Enrichment analysis of the genes altered in the RBM8A neighborhood in hepatocellular carcinoma. The bubble diagrams display the enrichment results of the top 50 genes altered in the RBM8A neighborhood in LIHC. (A) Cellular components. (B) Biological processes. (C) Molecular functions. (D) KEGG pathway analysis. (E) KEGG pathway annotations of the ribosome pathway. The red star denotes altered genes.

Figure 5

Genes differentially expressed in correlation with RBM8A in hepatocellular carcinoma (LinkedOmics). (A) A Pearson test was used to analyze correlations between RBM8A and genes differentially expressed in LIHC. (B–C) Heat maps showing genes positively and negatively correlated with RBM8A in LIHC (TOP 50). Red indicates positively correlated genes and green indicates negatively correlated genes.

Figure 6

Significantly enriched GO annotations and KEGG pathways of RBM8A in hepatocellular carcinoma. The significantly enriched GO annotations and KEGG pathways of RBM8A co-expression genes in LIHC were analyzed using GSEA. (A) Cellular components. (B) Biological processes. (C) Molecular functions. (D) KEGG pathway analysis. The blue column represents the LeadingEdgeNum, and the orange represents the false discovery rate (FDR). The FDR from GSEA in the figure is 0. (E) KEGG pathway annotations of the cell cycle pathway. Red marked nodes are associated with the LeadingEdgeGene.

Figure 7

Protein-protein interaction network of ATR kinase-target networks (GeneMANIA).
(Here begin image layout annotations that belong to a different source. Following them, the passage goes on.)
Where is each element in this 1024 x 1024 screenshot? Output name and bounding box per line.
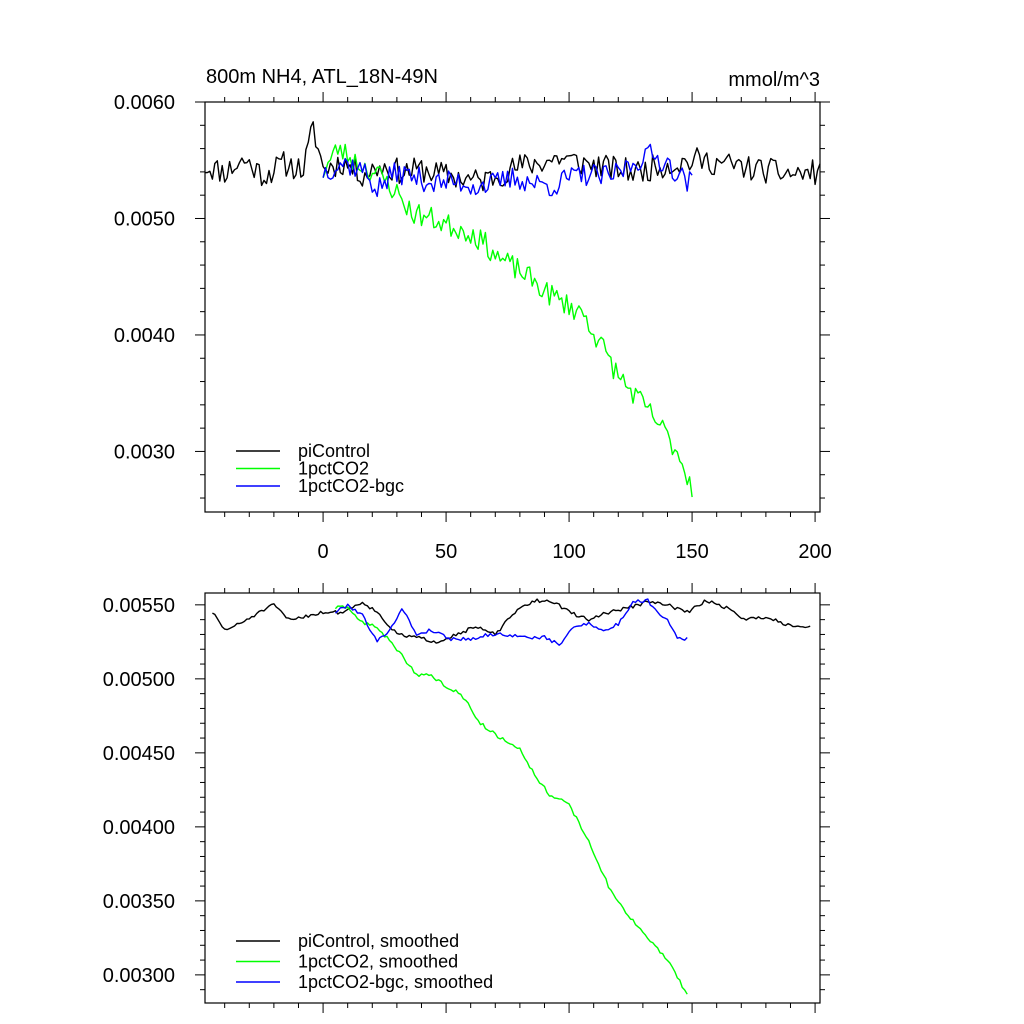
bottom-ticks: 0.00300 0.00350 0.00400 0.00450 0.00500 0.005… [103,583,830,1013]
bottom-series [212,598,811,995]
bottom-y-tick-label: 0.00550 [103,595,175,617]
top-y-tick-label: 0.0030 [114,441,175,463]
bottom-series-line-1pctco2-bgc-smoothed [334,598,688,646]
bottom-y-tick-label: 0.00300 [103,965,175,987]
top-legend-label: 1pctCO2 [298,459,369,479]
top-y-tick-label: 0.0060 [114,92,175,114]
bottom-plot-frame [204,592,821,1004]
bottom-y-tick-label: 0.00400 [103,817,175,839]
top-legend-label: piControl [298,441,370,461]
top-panel-title: 800m NH4, ATL_18N-49N [206,66,438,88]
top-y-tick-label: 0.0050 [114,208,175,230]
bottom-series-line-1pctco2-smoothed [334,605,688,995]
top-x-tick-label: 0 [318,541,329,563]
bottom-y-tick-label: 0.00350 [103,891,175,913]
top-x-tick-label: 150 [675,541,708,563]
top-series-line-picontrol [204,121,821,192]
top-ticks: 0 50 100 150 200 0.0030 0.0040 0.0050 0.0060 [114,92,832,563]
bottom-panel: 0.00300 0.00350 0.00400 0.00450 0.00500 0.005… [103,583,830,1013]
top-x-tick-label: 200 [798,541,831,563]
top-legend-label: 1pctCO2-bgc [298,476,404,496]
bottom-legend-label: 1pctCO2, smoothed [298,952,458,972]
bottom-y-tick-label: 0.00500 [103,669,175,691]
bottom-legend-label: piControl, smoothed [298,931,459,951]
bottom-series-line-picontrol-smoothed [212,598,811,644]
top-panel-units: mmol/m^3 [728,69,820,91]
top-series-line-1pctco2-bgc [322,143,693,198]
top-plot-frame [204,101,821,513]
bottom-legend-label: 1pctCO2-bgc, smoothed [298,972,493,992]
bottom-y-tick-label: 0.00450 [103,743,175,765]
top-series [204,121,821,498]
top-panel: 800m NH4, ATL_18N-49N mmol/m^3 0 50 100 150… [114,66,832,563]
top-x-tick-label: 100 [552,541,585,563]
top-x-tick-label: 50 [435,541,457,563]
top-y-tick-label: 0.0040 [114,325,175,347]
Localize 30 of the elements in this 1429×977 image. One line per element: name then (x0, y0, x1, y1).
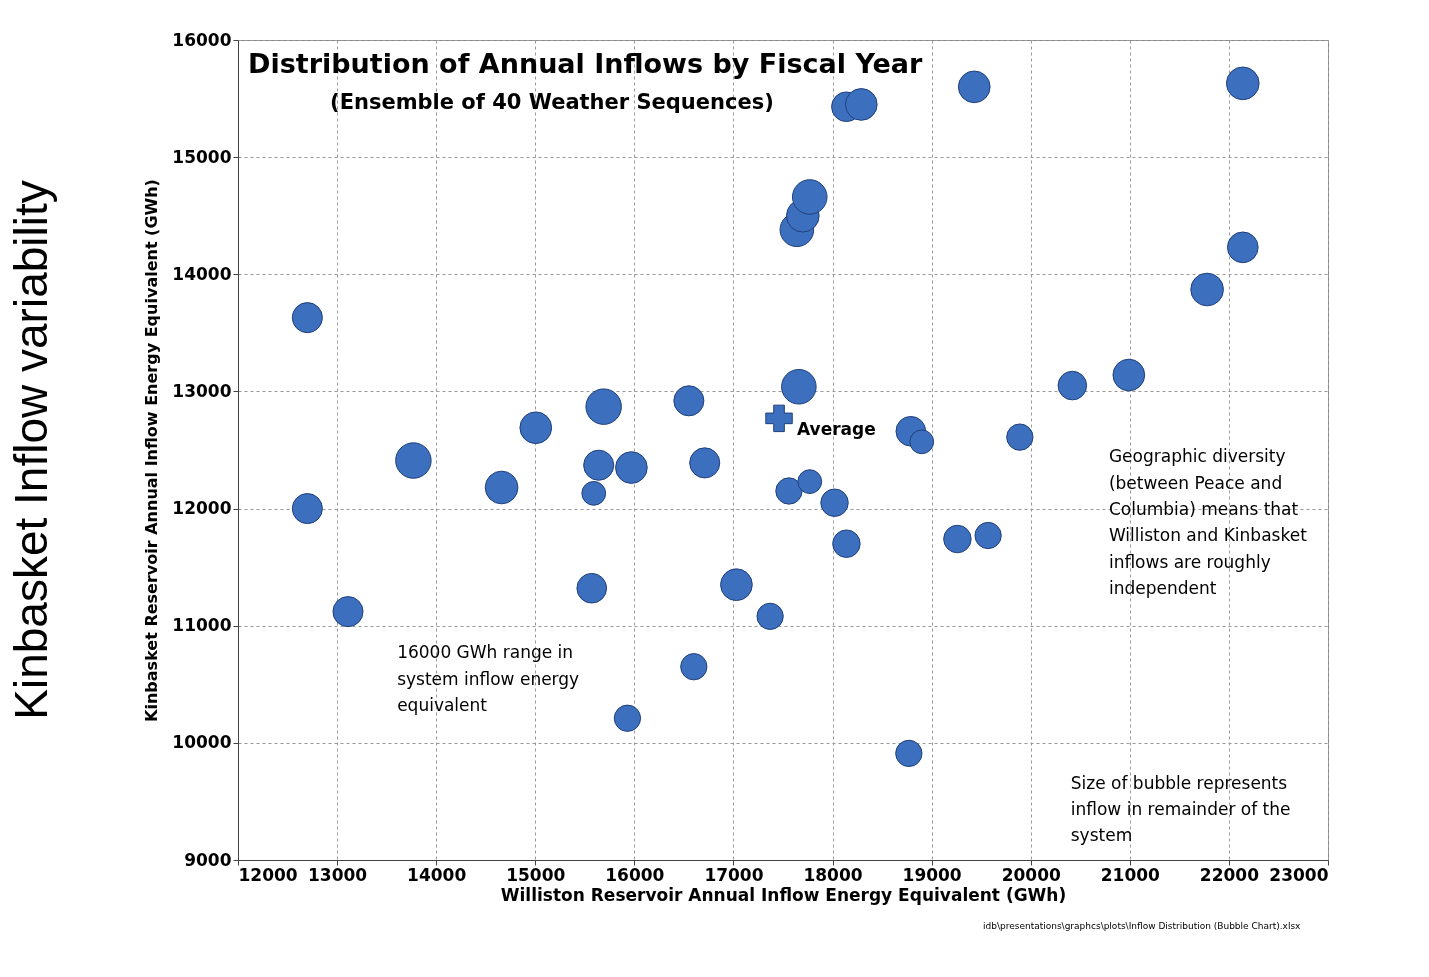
x-tick-label: 15000 (506, 864, 566, 885)
x-tick-label: 20000 (1001, 864, 1061, 885)
x-tick-label: 14000 (407, 864, 467, 885)
x-tick-label: 12000 (238, 864, 298, 885)
y-tick-label: 10000 (172, 732, 232, 753)
x-tick-label: 23000 (1269, 864, 1329, 885)
annotation: Size of bubble represents inflow in remainder of the system (1070, 772, 1291, 846)
x-tick-label: 13000 (308, 864, 368, 885)
y-tick-label: 15000 (172, 146, 232, 167)
y-axis-title: Kinbasket Reservoir Annual Inflow Energy Equivalent (GWh) (142, 179, 162, 722)
y-tick-label: 12000 (172, 498, 232, 519)
x-tick-label: 17000 (704, 864, 764, 885)
x-tick-label: 19000 (902, 864, 962, 885)
x-tick-label: 21000 (1100, 864, 1161, 885)
annotation: Geographic diversity (between Peace and Columbia) means that Williston and Kinbasket inflows are roughly independent (1108, 446, 1308, 598)
x-axis-title: Williston Reservoir Annual Inflow Energy Equivalent (GWh) (500, 884, 1067, 905)
series-label: Average (797, 419, 876, 440)
x-tick-label: 18000 (803, 864, 863, 885)
annotation: 16000 GWh range in system inflow energy equivalent (397, 642, 580, 715)
y-tick-label: 14000 (172, 263, 232, 284)
chart-title: Distribution of Annual Inflows by Fiscal Year (248, 48, 924, 79)
text: Kinbasket Inflow variability (5, 180, 57, 720)
x-tick-label: 16000 (605, 864, 665, 885)
y-tick-label: 11000 (172, 615, 232, 636)
y-tick-label: 9000 (184, 849, 232, 870)
x-tick-label: 22000 (1199, 864, 1260, 885)
y-tick-label: 13000 (172, 380, 232, 401)
text: idb\presentations\graphcs\plots\Inflow Distribution (Bubble Chart).xlsx (983, 921, 1302, 931)
y-tick-label: 16000 (172, 29, 232, 50)
text: (Ensemble of 40 Weather Sequences) (330, 90, 774, 114)
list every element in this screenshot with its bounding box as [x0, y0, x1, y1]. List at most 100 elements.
Protein-protein interaction (PPI) network and functional analysis indicating the gene set that was enriched in the target network of ATR kinases. Different colors of the network edge indicate the bioinformatics methods applied: co-expression, website prediction, pathway, physical interactions and co-localization. The different colors for the network nodes indicate the biological functions of the set of enrichment genes.